Journalistiekstudent Sil Biesbroek studeert tot de zomer in de hoofdstad van Marokko, Rabat. Voor win’ doet hij verslag van zijn belevenissen.
Ik sta op een treinstation in een stad waar ik de weg nauwelijks ken. Een kleine vrouw met lachende ogen kijkt mijn kant op. Ze leunt tegen een pilaar bij de uitgang van het station. Dit moet Fatima zijn. Ik loop op haar af en schud haar hand, ze heet me hartelijk welkom in Marokko.
Vlakbij het strand
Dit semester verblijf ik bij Fatima en haar familie. Ik ben in Rabat om een half jaartje te studeren aan het ILCS, een partneruniversiteit van Windesheim. We wonen hier in een oude wijk omringd door zandkleurige muren. Vanaf de voordeur is het hooguit vijfhonderd meter lopen naar het strand.

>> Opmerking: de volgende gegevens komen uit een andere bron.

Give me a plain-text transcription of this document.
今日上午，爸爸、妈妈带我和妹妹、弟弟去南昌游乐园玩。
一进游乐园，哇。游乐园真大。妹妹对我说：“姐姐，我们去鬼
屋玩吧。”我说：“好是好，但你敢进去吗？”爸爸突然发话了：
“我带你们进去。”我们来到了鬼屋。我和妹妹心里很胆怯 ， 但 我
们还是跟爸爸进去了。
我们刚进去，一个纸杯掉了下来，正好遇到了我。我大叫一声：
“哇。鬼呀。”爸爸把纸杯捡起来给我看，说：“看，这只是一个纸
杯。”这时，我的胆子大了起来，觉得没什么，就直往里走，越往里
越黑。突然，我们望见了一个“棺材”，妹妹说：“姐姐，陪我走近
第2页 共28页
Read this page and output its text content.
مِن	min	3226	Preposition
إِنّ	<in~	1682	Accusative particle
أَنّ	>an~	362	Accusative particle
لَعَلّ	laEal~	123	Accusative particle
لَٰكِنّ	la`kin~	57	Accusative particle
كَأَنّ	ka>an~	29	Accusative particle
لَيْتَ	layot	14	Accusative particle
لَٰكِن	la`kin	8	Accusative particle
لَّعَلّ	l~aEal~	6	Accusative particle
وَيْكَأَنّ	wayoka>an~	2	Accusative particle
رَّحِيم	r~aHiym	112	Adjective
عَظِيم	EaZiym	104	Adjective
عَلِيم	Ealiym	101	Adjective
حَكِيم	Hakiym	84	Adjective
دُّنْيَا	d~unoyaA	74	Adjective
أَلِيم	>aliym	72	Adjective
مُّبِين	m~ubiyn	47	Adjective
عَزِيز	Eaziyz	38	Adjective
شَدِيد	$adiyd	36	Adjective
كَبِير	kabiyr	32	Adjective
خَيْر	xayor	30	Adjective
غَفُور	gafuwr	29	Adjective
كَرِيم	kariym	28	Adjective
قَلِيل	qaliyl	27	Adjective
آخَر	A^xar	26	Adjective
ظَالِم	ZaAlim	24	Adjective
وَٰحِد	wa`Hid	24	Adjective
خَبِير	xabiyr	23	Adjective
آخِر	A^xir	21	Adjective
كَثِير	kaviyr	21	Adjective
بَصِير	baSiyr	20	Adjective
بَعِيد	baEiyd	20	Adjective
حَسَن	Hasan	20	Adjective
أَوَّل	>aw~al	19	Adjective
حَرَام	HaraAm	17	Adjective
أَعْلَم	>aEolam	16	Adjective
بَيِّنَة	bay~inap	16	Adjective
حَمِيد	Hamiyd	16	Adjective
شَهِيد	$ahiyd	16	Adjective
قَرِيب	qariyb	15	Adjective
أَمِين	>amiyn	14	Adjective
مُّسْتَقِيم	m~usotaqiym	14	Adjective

Op mijn school, die zo’n drie kwartier verderop ligt, volg ik colleges in journalistiek en communicatie. Beide vakken komen zeer van pas wanneer je in een nieuw land en in een andere cultuur terechtkomt. Zo werkte ik aan een artikel over het Marokkaanse schoolsysteem en leerde ik direct veel over de talen die er gesproken worden in Marokko: voornamelijk Darija (Arabisch dialect), Arabisch, Frans, Tamazight en Spaans.
Eigen kring
Ondanks dat ik me welkom voel, is het soms best even zoeken naar mijn plek in de groep. Er zijn geen andere uitwisselingsstudenten die ongeveer dezelfde ervaring beleven als ik. Buiten school hebben de meeste mensen hun eigen kring waar ze mee optrekken. Best vergelijkbaar met Windesheim misschien. Mijn beeld van uitwisselingsstudenten die in Zwolle studeren, is dat ze vooral met elkaar optrekken.
Na vier weken krijg ik steeds meer het idee dat ik mijn draai hier begin te vinden. Door een stap naar voren te doen en eens te vragen wat mensen in het weekend zoal doen, ontstaan er vanzelf redenen om samen iets te ondernemen.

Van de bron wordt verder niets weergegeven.